Maybe the most extreme example of this is punctuality. Think about how complex being punctual was for most of history. It was hard to do and very expensive. Agreeing to meet someone somewhere may have required traveling, which could be costly and dangerous. Being on time may have been a matter of life or death. Shoot forward a few centuries, and, in the extreme, we have people today who believe punctuality is part of a white supremacy culture. I do not know if they are right or wrong, but it shows how little we value time. Yet, time is often why we succeed or fail in life.
A race against time
In Robert Greene’s ‘The 48 Laws of Power’, he outlined three-time categories. His Law 35 is called ‘Mastering the Art of Timing’ and outlines the importance of understanding how time works for you or against you.

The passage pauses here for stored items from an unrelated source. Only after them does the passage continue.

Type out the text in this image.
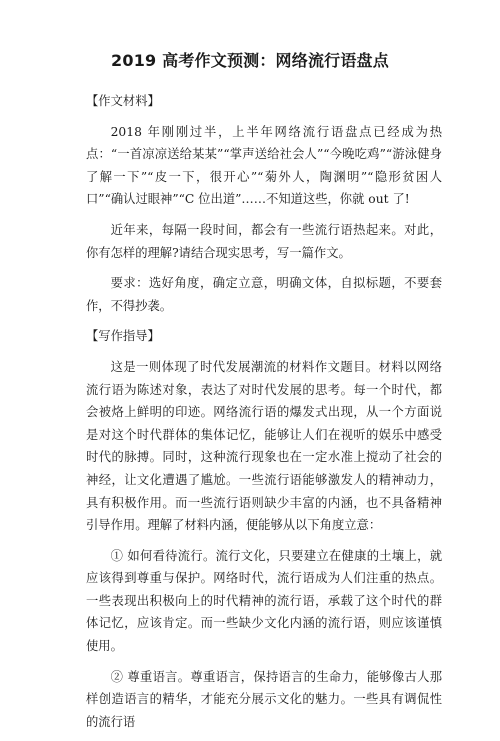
2019 高考作文预测：网络流行语盘点

【作文材料】

2018 年刚刚过半，上半年网络流行语盘点已经成为热点：“一首凉凉送给某某”“掌声送给社会人”“今晚吃鸡”“游泳健身了解一下”“皮一下，很开心”“菊外人，陶渊明”“隐形贫困人口”“确认过眼神”“C 位出道”……不知道这些，你就 out 了!

近年来，每隔一段时间，都会有一些流行语热起来。对此，你有怎样的理解?请结合现实思考，写一篇作文。

要求：选好角度，确定立意，明确文体，自拟标题，不要套作，不得抄袭。

【写作指导】

这是一则体现了时代发展潮流的材料作文题目。材料以网络流行语为陈述对象，表达了对时代发展的思考。每一个时代，都会被烙上鲜明的印迹。网络流行语的爆发式出现，从一个方面说是对这个时代群体的集体记忆，能够让人们在视听的娱乐中感受时代的脉搏。同时，这种流行现象也在一定水准上搅动了社会的神经，让文化遭遇了尴尬。一些流行语能够激发人的精神动力，具有积极作用。而一些流行语则缺少丰富的内涵，也不具备精神引导作用。理解了材料内涵，便能够从以下角度立意：

① 如何看待流行。流行文化，只要建立在健康的土壤上，就应该得到尊重与保护。网络时代，流行语成为人们注重的热点。一些表现出积极向上的时代精神的流行语，承载了这个时代的群体记忆，应该肯定。而一些缺少文化内涵的流行语，则应该谨慎使用。

② 尊重语言。尊重语言，保持语言的生命力，能够像古人那样创造语言的精华，才能充分展示文化的魅力。一些具有调侃性的流行语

First was Long Time which can be measured in decades, not years. When managing for a long time, you take deliberate, strategic stances and let them play out. Long Time often needs significant resources to execute, but the overwhelming force is optional if your strategy is sound.
We have all watched the end of a sporting event where the action slows down, and the winning team starts to ‘run out the clock.’ Any aggressive play can open you up to the risk of error that may open the opportunity for the opposition to make a winning play. The added advantage of this approach is the pressure you place on the other side, which may mean they make an error you can exploit. In this example, we are using time as an offensive weapon. Green identifies this as Forced Time.
The final category is End Time. A plan must be executed with speed and force, and when you find the moment, you must not hesitate. You may be waiting patiently for the right moment to act, putting your competitors off their form by messing with their timing—but it won't mean a thing unless you know how to finish. Speed can paralyze your opponent, cover up any mistakes you might make, and impress people with your aura of authority and finality.
It's all about time
QUOTE: "I've never lost a game. I just ran out of time." Michael Jordan
Most of us would succeed at most things if we just had enough time.
Maybe we should spend more effort valuing our time and working out how to use it more effectively. Almost all other resources, including money and people, are more readily available than time. There are more people and more money; there is no more time. Our daily work lives are a race against time. Those who know this succeed more than those who don’t.
If you don’t value time, then you may tend to blame it for your failures, but then again, that’s just a story you are telling yourself.